As shown in Table 2, a high discharge capacity is obtained when metallic magnesium and a carbon material are used in combination, compared with the case where only metallic magnesium is used as the negative electrode active material.
Here, assuming that the theoretical capacity of graphite is 372 mAh / g, compared to Example 2, the discharge capacity per mass of the metal magnesium particles in Example 3 is 372 mAh / g × 0.1 (mass% of graphite particles). ÷ 0.4 (mass% of metal magnesium particles) = 93 mAh / g is expected to increase. However, the actual increase is 100 mAh / g or more. From this, it turns out that the utilization factor of a metal magnesium particle improves and discharge capacity can be improved by using together metal Mg and a carbon material.
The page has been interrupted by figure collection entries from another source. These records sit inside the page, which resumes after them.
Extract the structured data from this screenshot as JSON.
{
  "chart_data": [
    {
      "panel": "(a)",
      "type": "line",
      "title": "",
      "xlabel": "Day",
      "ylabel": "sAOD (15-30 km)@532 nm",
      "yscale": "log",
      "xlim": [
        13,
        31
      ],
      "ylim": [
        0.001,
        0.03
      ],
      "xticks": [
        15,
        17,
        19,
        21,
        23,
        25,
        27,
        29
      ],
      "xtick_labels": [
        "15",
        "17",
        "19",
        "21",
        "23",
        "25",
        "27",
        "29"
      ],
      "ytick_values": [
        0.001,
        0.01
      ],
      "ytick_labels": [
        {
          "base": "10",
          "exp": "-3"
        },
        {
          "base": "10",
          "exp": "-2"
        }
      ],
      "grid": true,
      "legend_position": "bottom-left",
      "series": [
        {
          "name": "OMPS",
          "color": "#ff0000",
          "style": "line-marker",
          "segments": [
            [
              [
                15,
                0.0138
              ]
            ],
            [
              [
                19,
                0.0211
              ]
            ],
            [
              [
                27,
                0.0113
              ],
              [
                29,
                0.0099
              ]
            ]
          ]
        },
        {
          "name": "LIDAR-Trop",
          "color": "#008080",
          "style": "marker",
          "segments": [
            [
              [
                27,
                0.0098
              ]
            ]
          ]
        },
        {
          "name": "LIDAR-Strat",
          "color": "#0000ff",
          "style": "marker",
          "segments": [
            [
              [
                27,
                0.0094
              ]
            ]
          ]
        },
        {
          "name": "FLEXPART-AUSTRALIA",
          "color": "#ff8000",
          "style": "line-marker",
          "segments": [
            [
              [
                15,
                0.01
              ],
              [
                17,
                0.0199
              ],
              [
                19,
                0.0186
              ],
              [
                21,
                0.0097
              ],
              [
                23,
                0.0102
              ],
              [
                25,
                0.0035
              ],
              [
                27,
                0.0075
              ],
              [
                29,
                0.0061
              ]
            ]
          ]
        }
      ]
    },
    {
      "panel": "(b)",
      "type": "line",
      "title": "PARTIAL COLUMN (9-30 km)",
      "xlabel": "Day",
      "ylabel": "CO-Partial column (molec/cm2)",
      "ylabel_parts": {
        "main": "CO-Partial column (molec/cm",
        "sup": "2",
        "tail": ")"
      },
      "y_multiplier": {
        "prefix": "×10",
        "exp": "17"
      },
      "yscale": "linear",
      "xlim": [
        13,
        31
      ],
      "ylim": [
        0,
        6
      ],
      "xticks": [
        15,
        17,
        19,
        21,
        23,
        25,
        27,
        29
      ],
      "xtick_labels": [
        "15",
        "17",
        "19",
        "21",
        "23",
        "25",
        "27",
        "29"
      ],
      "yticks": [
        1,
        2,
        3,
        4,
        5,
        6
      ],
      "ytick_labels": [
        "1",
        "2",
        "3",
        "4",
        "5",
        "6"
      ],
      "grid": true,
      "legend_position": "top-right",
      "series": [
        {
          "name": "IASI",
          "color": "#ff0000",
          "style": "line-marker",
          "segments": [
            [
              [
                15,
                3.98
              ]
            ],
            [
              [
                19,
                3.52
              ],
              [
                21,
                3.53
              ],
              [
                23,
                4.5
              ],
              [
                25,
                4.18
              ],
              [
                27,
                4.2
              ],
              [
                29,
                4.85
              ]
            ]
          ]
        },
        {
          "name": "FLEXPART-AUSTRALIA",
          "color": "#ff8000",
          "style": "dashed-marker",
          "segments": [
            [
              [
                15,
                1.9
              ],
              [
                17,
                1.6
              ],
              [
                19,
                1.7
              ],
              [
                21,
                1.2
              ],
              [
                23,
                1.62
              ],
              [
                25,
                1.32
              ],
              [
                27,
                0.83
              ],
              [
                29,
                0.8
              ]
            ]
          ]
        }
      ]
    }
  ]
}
Compared to Example 1, Example 2 shows a higher discharge capacity. The reason why such a result was obtained may be that the content ratio of the sulfide solid electrolyte in the negative electrode mixture was increased and the average particle diameter of the metal magnesium particles was changed from 160 μm to 10 μm.
In particular, it is suggested that the use of metal magnesium particles having a small average particle diameter is extremely effective for obtaining a high discharge capacity.

  As described above, since the alkali metal ion battery according to the present invention has good discharge capacity and charge / discharge efficiency, it is suitably used as an alkali metal ion battery for HEV, for example.

DESCRIPTION OF SYMBOLS 1 Negative electrode layer 2 Positive electrode layer 3 Solid electrolyte layer 4 Negative electrode base material layer 5 Negative electrode mixture layer 6 Positive electrode mixture layer 7 Positive electrode base material layer 10 Alkali metal ion battery

Claims (4)

A negative electrode containing magnesium;
An alkali metal ion battery comprising a sulfide solid electrolyte. The negative electrode is A _X Mg _Y M _Z (A is an alkali metal element. M is a metal element other than A capable of forming an alloy with Mg. 1> X ≧ 0, 1 ≧ Y> 0, The alkali metal ion battery according to claim 1, including 0.3 ≧ Z ≧ 0 and X + Y + Z = 1).   The alkali metal ion battery according to claim 1, wherein the negative electrode includes a coating containing MgS on the surface. The alkali metal ion battery according to claim 1, wherein the negative electrode contains a carbon material.